UC Santa Barbara Professor Awarded Prestigious 2008 Dirac Medal
Joseph Polchinski, a professor of physics and a permanent member of the Kavli Institute for Theoretical Physics at UC Santa Barbara, has been awarded the 2008 Dirac Medal, one of the world's most prestigious prizes in physics.
Polchinski is one of three scientists to share the 2008 award, which was announced by the Abdus Salam International Centre for Theoretical Physics (ICTP) in Trieste, Italy. Polchinski will travel to Trieste in March 2009 to accept the medal and cash prize. Also receiving the Dirac Medal will be Juan M. Maldacena, of the Institute of Advanced Study in Princeton, N.J., and Cumrun Vafa, of Harvard University.
Polchinski was stunned when he received the news. In fact, he wasn't even aware that he had been nominated for the award. "It's completely unexpected," he said during an interview in his office. "The more I learn about the award, the more I'm honored.
"The person the award is named for (Paul A.M. Dirac) is one of the great figures in science," Polchinski said. "He was one of the people who discovered quantum mechanics in the 1920s. He's also an inspiration for somebody like me because he was one of a handful who kept doing great work into his 50s and even his 60s. He was still identifying important questions that other people weren't even thinking about, whose implications are still coming out today. I think very highly of Dirac."
While Polchinski, Maldacena, and Vafa share the award, their research was done individually, with a nod to how each influenced the others.
"None of us have actually worked together," Polchinski said, "but Juan Maldacena built on work that I did. I found this thing that he realized was of some significance. In fact, he built on it in a spectacular way. With Vafa, it was a series of parallel developments."

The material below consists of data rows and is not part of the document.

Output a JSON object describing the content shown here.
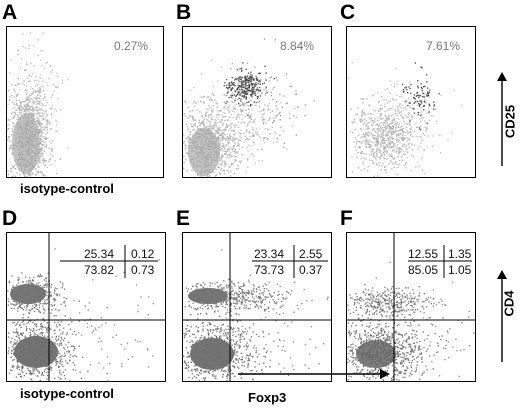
{
  "figure": {
    "top_xlabel_left": "isotype-control",
    "bottom_xlabel_left": "isotype-control",
    "bottom_xlabel_mid": "Foxp3",
    "top_ylabel": "CD25",
    "bottom_ylabel": "CD4"
  },
  "chart_data": [
    {
      "type": "scatter",
      "panel": "A",
      "marker": "CD25",
      "gate_percent": "0.27%"
    },
    {
      "type": "scatter",
      "panel": "B",
      "marker": "CD25",
      "gate_percent": "8.84%"
    },
    {
      "type": "scatter",
      "panel": "C",
      "marker": "CD25",
      "gate_percent": "7.61%"
    },
    {
      "type": "scatter",
      "panel": "D",
      "marker": "CD4",
      "quadrants": {
        "upper_left": "25.34",
        "upper_right": "0.12",
        "lower_left": "73.82",
        "lower_right": "0.73"
      }
    },
    {
      "type": "scatter",
      "panel": "E",
      "marker": "CD4",
      "quadrants": {
        "upper_left": "23.34",
        "upper_right": "2.55",
        "lower_left": "73.73",
        "lower_right": "0.37"
      }
    },
    {
      "type": "scatter",
      "panel": "F",
      "marker": "CD4",
      "quadrants": {
        "upper_left": "12.55",
        "upper_right": "1.35",
        "lower_left": "85.05",
        "lower_right": "1.05"
      }
    }
  ]
}
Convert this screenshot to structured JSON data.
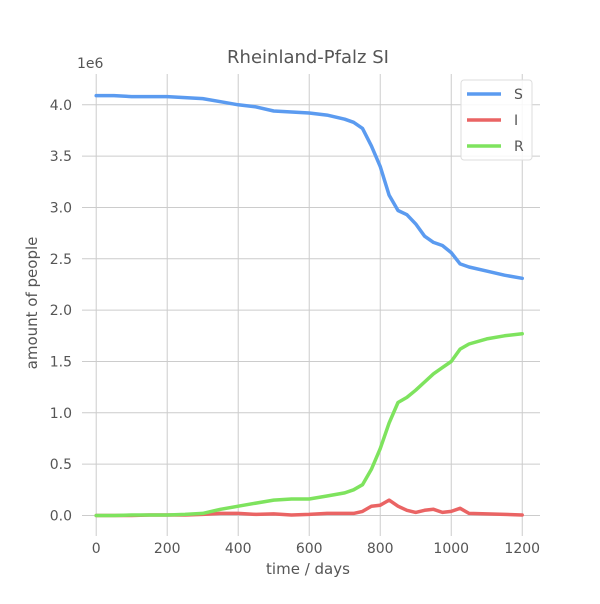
{
  "chart_data": {
    "type": "line",
    "title": "Rheinland-Pfalz SI",
    "xlabel": "time / days",
    "ylabel": "amount of people",
    "y_exponent_label": "1e6",
    "xlim": [
      -40,
      1250
    ],
    "ylim": [
      -0.2,
      4.3
    ],
    "x_ticks": [
      0,
      200,
      400,
      600,
      800,
      1000,
      1200
    ],
    "x_tick_labels": [
      "0",
      "200",
      "400",
      "600",
      "800",
      "1000",
      "1200"
    ],
    "y_ticks": [
      0.0,
      0.5,
      1.0,
      1.5,
      2.0,
      2.5,
      3.0,
      3.5,
      4.0
    ],
    "y_tick_labels": [
      "0.0",
      "0.5",
      "1.0",
      "1.5",
      "2.0",
      "2.5",
      "3.0",
      "3.5",
      "4.0"
    ],
    "grid": true,
    "legend_position": "top-right",
    "x": [
      0,
      50,
      100,
      150,
      200,
      250,
      300,
      350,
      400,
      450,
      500,
      550,
      600,
      650,
      700,
      725,
      750,
      775,
      800,
      825,
      850,
      875,
      900,
      925,
      950,
      975,
      1000,
      1025,
      1050,
      1100,
      1150,
      1200
    ],
    "series": [
      {
        "name": "S",
        "color": "#5b9bf0",
        "values": [
          4.09,
          4.09,
          4.08,
          4.08,
          4.08,
          4.07,
          4.06,
          4.03,
          4.0,
          3.98,
          3.94,
          3.93,
          3.92,
          3.9,
          3.86,
          3.83,
          3.77,
          3.6,
          3.4,
          3.12,
          2.97,
          2.93,
          2.84,
          2.72,
          2.66,
          2.63,
          2.56,
          2.45,
          2.42,
          2.38,
          2.34,
          2.31
        ]
      },
      {
        "name": "I",
        "color": "#ea6464",
        "values": [
          0.0,
          0.0,
          0.0,
          0.005,
          0.005,
          0.005,
          0.01,
          0.02,
          0.02,
          0.01,
          0.015,
          0.005,
          0.01,
          0.02,
          0.02,
          0.02,
          0.04,
          0.09,
          0.1,
          0.15,
          0.09,
          0.05,
          0.03,
          0.05,
          0.06,
          0.03,
          0.04,
          0.07,
          0.02,
          0.015,
          0.01,
          0.005
        ]
      },
      {
        "name": "R",
        "color": "#7ee35e",
        "values": [
          0.0,
          0.0,
          0.005,
          0.005,
          0.005,
          0.01,
          0.02,
          0.06,
          0.09,
          0.12,
          0.15,
          0.16,
          0.16,
          0.19,
          0.22,
          0.25,
          0.3,
          0.45,
          0.65,
          0.9,
          1.1,
          1.15,
          1.22,
          1.3,
          1.38,
          1.44,
          1.5,
          1.62,
          1.67,
          1.72,
          1.75,
          1.77
        ]
      }
    ]
  }
}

Polchinski said that the award is due in part to his discovery that string theories in physics are made up of more than string – that there are other structures. "They're called branes (short for membranes)," he said. "Strings are one-dimensional. What about sheets and even higher-dimensional things? It turns out that these things are in there, too, in a somewhat different, non-obvious way."
While Polchinski is a theorist, he says his work can be described as "thought experiments."
"By thinking about strings in small boxes, I realized there had to be more to the theory," he said with a smile. "It was very gratifying because once I had put this out there (in a paper), many, many people, including Juan, realized that there are a lot of implications."
One of the implications is that quantum gravity might be much closer to experiment than anybody has thought. "Strings are now this addition to the theory of quantum gravity," Polchinski explained. "They seem to resolve this problem with space tearing itself apart in short distance. I realized that the theory as people were discussing it wasn't complete. It has to have other things."
Polchinski described his findings as "pretty neat," but added that he had no idea how useful it would be at the time – or that it would lead to something as important as the Dirac Medal.
"You look at the past awardees," he said. "It's a very nice group of people to be in because it includes not just high-energy theorists, but also people who worked on turbulence and atomic physics. It's a great thing."
In addition to the medal and a cash award, Polchinski and the other winners will present a lecture at ICTP next year.
Polchinski, who was elected to the National Academy of Sciences in 2005, describes this as the pinnacle of an already illustrious career. "This is probably the highest honor I've ever received," he said, "and it may be the highest honor I'll ever get."
UCSB's David Gross, who won the 2004 Nobel Prize in Physics, was a Dirac Medal recipient in 1988.